O comando do PSDB decidiu buscar uma alternativa para recompor o palanque no Distrito Federal para o pré-candidato do partido à sucessão presidencial, o governador José Serra (São Paulo).

Como o escândalo de corrupção inviabilizou a tentativa de reeleição do governador do DF, José Roberto Arruda (sem partido), e a perda de palanque do DEM (partido ao qual ele era filiado), uma das saídas seria uma aliança com o PDT. A ideia é aproveitar que os pedetistas estão rachados sobre a candidatura ao Planalto da petista da ministra da Casa Civil, Dilma Rousseff.

Oficialmente o senador Cristovam Buarque (PDT) nega a intenção de disputar o governo do Distrito Federal e reforça os planos de concorrer à reeleição no Senado.
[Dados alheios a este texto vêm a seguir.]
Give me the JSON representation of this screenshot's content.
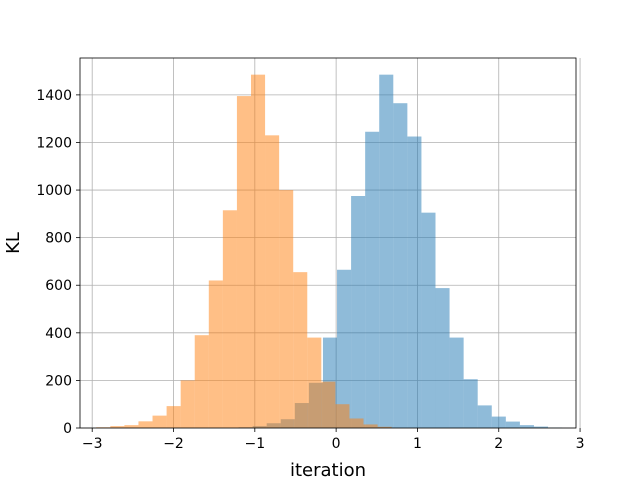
{
  "chart_data": {
    "type": "bar",
    "xlabel": "iteration",
    "ylabel": "KL",
    "xlim": [
      -3.15,
      2.95
    ],
    "ylim": [
      0,
      1555
    ],
    "grid": true,
    "xticks": [
      -3,
      -2,
      -1,
      0,
      1,
      2,
      3
    ],
    "yticks": [
      0,
      200,
      400,
      600,
      800,
      1000,
      1200,
      1400
    ],
    "xtick_labels": [
      "−3",
      "−2",
      "−1",
      "0",
      "1",
      "2",
      "3"
    ],
    "ytick_labels": [
      "0",
      "200",
      "400",
      "600",
      "800",
      "1000",
      "1200",
      "1400"
    ],
    "series": [
      {
        "color": "#1f77b4",
        "opacity": 0.5,
        "bin_start": -1.2,
        "bin_width": 0.173,
        "values": [
          3,
          8,
          20,
          37,
          105,
          190,
          380,
          665,
          975,
          1245,
          1485,
          1365,
          1225,
          905,
          588,
          380,
          205,
          95,
          48,
          27,
          12,
          6,
          2
        ]
      },
      {
        "color": "#ff7f0e",
        "opacity": 0.5,
        "bin_start": -2.95,
        "bin_width": 0.173,
        "values": [
          3,
          8,
          12,
          28,
          52,
          92,
          200,
          390,
          620,
          915,
          1395,
          1485,
          1230,
          1000,
          655,
          380,
          195,
          100,
          40,
          15,
          5
        ]
      }
    ]
  }
}
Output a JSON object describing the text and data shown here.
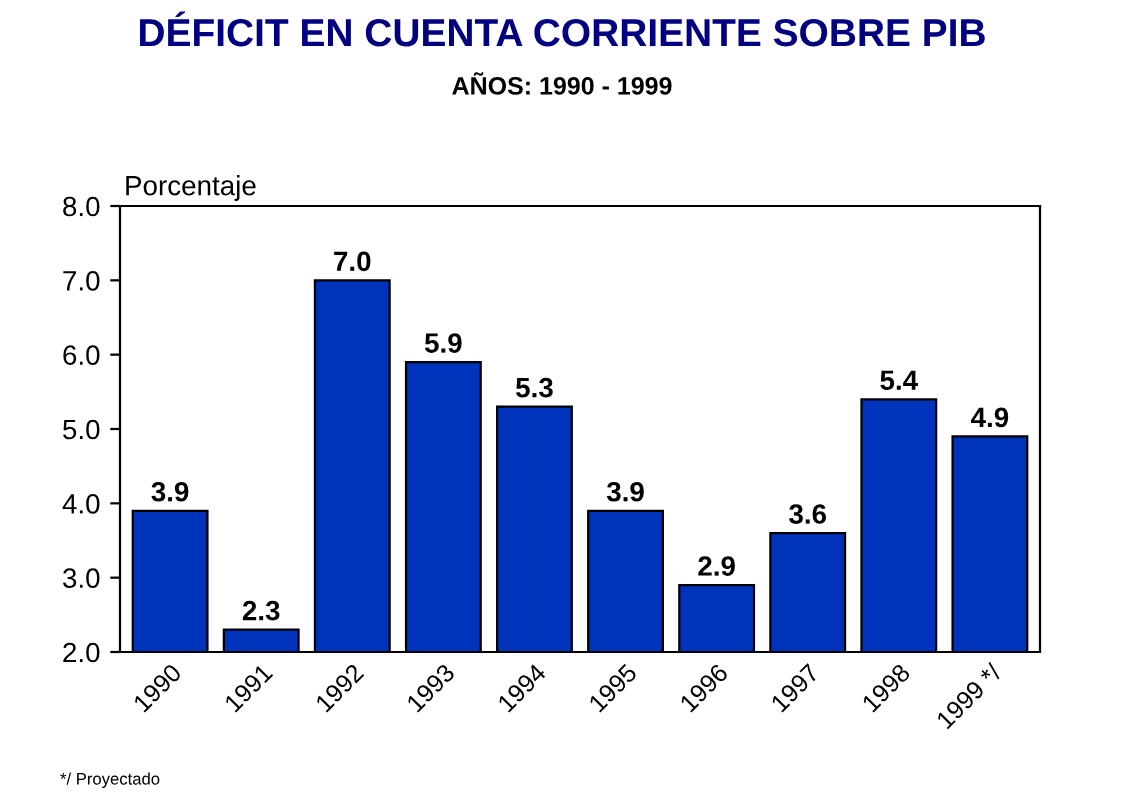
{
  "chart_data": {
    "type": "bar",
    "title": "DÉFICIT EN CUENTA CORRIENTE SOBRE PIB",
    "subtitle": "AÑOS: 1990 - 1999",
    "ylabel": "Porcentaje",
    "categories": [
      "1990",
      "1991",
      "1992",
      "1993",
      "1994",
      "1995",
      "1996",
      "1997",
      "1998",
      "1999 */"
    ],
    "values": [
      3.9,
      2.3,
      7.0,
      5.9,
      5.3,
      3.9,
      2.9,
      3.6,
      5.4,
      4.9
    ],
    "value_labels": [
      "3.9",
      "2.3",
      "7.0",
      "5.9",
      "5.3",
      "3.9",
      "2.9",
      "3.6",
      "5.4",
      "4.9"
    ],
    "color": "#0033bb",
    "ylim": [
      2,
      8
    ],
    "yticks": [
      {
        "value": 2,
        "label": "2.0"
      },
      {
        "value": 3,
        "label": "3.0"
      },
      {
        "value": 4,
        "label": "4.0"
      },
      {
        "value": 5,
        "label": "5.0"
      },
      {
        "value": 6,
        "label": "6.0"
      },
      {
        "value": 7,
        "label": "7.0"
      },
      {
        "value": 8,
        "label": "8.0"
      }
    ],
    "data_labels": true,
    "grid": false,
    "legend": false,
    "annotations": [
      "*/ Proyectado"
    ]
  }
}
A cúpula do PSDB, no entanto, pretende conversar com Buarque ainda neste mês sobre a eleição no Distrito Federal. "O Serra não tem que conversar comigo. Sou amigo dele e jamais vou me negar a conversar, mas negociar com ele não tem como. Ele tem que negociar com o PDT. Eu continuo com a disposição de ser candidato ao Senado", afirma Cristovam Buarque.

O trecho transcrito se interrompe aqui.